Municipalities are promising to hire local workers to build the new homes, spurring the local economy and creating a pool of semi-skilled tradesmen. The private sector is expected to invest as much as the government, making the housing program — according to Finance Minister Guido Mantega — add 2 percentage points to GDP growth.

That's music to the ears of the local authorities in Guarulhos, the biggest of the 38 satellite cities that ring São Paulo. The city has built 5,000 houses similar to Gabriel's since 2001, and is in the process of adding a further 3,200. Funding usually comes from municipal and Federal coffers, foreign donors and development banks, but the guarantee of increased Federal money has been warmly welcomed by local politicians.

"Nobody wants to risk lending money and this program does away with that risk," the city's Housing Secretary Orlando Fantazzini says of the Federal money. "For Guarulhos it changes everything."

The new houses that line a small hillside on the edge of the city are hardly opulent. The interior is unfinished cinder block and the building work is often shoddy, with paint and plaster streaking the walls and fixtures and fittings haphazardly affixed. They are stuffy and cramped, and whole families must live in the boxy 485 square feet. Still, they are a huge step up from the shacks in which residents previously lived, and they go a long way to resolving Brazil's chronic shortage of low-income housing — the country's deficit of housing stock is estimated to be at least 7 million, the vast majority of it in the low-income bracket.

My House, My Life aims to provide 400,000 homes to the very poor, who will be expected to contribute — in a form yet to be decided — with 10% of their earnings over 10 years. The other 600,000 dwellings will go to the slightly better off and the lower middle class. Many will come with solar panels and all plan to use timber from approved sources to counter deforestation.

Despite the enthusiasm of recipients and local authorities, the housing plan still faces many questions. First and foremost, municipalities are required to find the land on which to build 1 million homes, and then to ensure that the sites are adequately serviced by transport links and basic infrastructure such as sewage and drainage, electricity and telephone lines and parks and recreation facilities.

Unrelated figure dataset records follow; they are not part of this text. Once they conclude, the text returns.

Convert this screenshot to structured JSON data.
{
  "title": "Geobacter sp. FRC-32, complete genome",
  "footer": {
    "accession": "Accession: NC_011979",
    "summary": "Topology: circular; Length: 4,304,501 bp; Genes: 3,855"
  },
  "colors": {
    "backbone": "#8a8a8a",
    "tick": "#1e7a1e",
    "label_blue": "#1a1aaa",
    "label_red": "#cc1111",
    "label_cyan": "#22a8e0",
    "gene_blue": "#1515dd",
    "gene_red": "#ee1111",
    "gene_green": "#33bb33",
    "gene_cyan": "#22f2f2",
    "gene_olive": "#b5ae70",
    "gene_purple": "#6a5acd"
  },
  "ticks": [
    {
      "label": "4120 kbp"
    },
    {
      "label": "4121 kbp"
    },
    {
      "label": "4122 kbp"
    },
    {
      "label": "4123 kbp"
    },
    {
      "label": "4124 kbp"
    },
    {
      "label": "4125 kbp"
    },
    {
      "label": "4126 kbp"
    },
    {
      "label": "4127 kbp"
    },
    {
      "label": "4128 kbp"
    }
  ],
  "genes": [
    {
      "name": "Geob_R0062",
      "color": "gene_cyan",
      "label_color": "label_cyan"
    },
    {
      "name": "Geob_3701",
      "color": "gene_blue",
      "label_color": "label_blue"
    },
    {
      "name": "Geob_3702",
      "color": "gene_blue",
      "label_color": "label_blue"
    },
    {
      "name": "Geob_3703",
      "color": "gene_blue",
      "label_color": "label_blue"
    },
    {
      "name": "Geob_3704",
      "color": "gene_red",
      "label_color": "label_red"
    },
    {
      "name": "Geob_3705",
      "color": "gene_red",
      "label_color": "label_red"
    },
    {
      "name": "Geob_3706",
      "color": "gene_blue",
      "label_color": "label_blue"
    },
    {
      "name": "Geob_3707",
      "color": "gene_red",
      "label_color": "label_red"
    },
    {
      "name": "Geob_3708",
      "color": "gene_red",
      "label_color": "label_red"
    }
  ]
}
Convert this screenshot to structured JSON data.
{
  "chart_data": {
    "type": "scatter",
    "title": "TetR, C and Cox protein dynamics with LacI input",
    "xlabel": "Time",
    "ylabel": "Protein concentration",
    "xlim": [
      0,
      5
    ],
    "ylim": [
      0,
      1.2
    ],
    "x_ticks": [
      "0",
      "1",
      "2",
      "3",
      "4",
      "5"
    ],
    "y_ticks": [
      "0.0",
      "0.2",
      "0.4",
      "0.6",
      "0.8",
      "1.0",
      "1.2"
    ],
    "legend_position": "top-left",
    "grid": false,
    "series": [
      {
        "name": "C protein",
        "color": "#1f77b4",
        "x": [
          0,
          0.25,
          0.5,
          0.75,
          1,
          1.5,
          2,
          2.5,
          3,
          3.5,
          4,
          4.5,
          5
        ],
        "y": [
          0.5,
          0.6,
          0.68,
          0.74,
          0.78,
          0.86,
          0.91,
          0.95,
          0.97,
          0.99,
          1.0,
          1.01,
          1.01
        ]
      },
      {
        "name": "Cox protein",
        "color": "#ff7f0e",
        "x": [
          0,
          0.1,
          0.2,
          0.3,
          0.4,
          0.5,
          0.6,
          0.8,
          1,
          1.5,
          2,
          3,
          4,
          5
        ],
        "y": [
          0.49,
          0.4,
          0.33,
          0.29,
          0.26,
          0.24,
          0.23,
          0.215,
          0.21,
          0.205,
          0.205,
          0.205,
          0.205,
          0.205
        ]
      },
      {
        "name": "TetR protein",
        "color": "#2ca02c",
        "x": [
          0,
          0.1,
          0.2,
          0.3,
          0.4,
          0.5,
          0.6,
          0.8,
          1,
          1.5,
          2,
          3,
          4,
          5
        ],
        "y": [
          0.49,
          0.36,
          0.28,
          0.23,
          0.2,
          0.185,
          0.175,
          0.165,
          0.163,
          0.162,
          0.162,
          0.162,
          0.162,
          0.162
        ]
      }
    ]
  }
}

Then, there's the quality of the construction work. In places such as Recife, where Lula moved slum dwellers to purpose-built new homes amid great fanfare, the new houses were poorly built, unfinished and badly located — and the new developments soon turned into the kind of favelas they were designed to replace.

"Companies need to do a good job and be responsible for the materials and the work," says Maria Lúcia Martins, a lecturer in urban planning at the University of São Paulo. "They have to be professional. In a country as vast as Brazil you may have great initiatives but all levels of government have to do their bit and the population has to keep an eye on them."

For now, though, the eyes of Gabriel and others like him are on their new homes. And already, many others are contacting local authorities looking for the same leg up. Mayors such Guarulhos' Sebastião Almeda knows he will struggle to contain the clamor. But that is tomorrow's problem. Right now, he is content to bask in the wave of appreciation.

"For those who know the reality of where people were living before, this is paradise," Almeida said as he toured a construction site last week. "These houses give people dignity."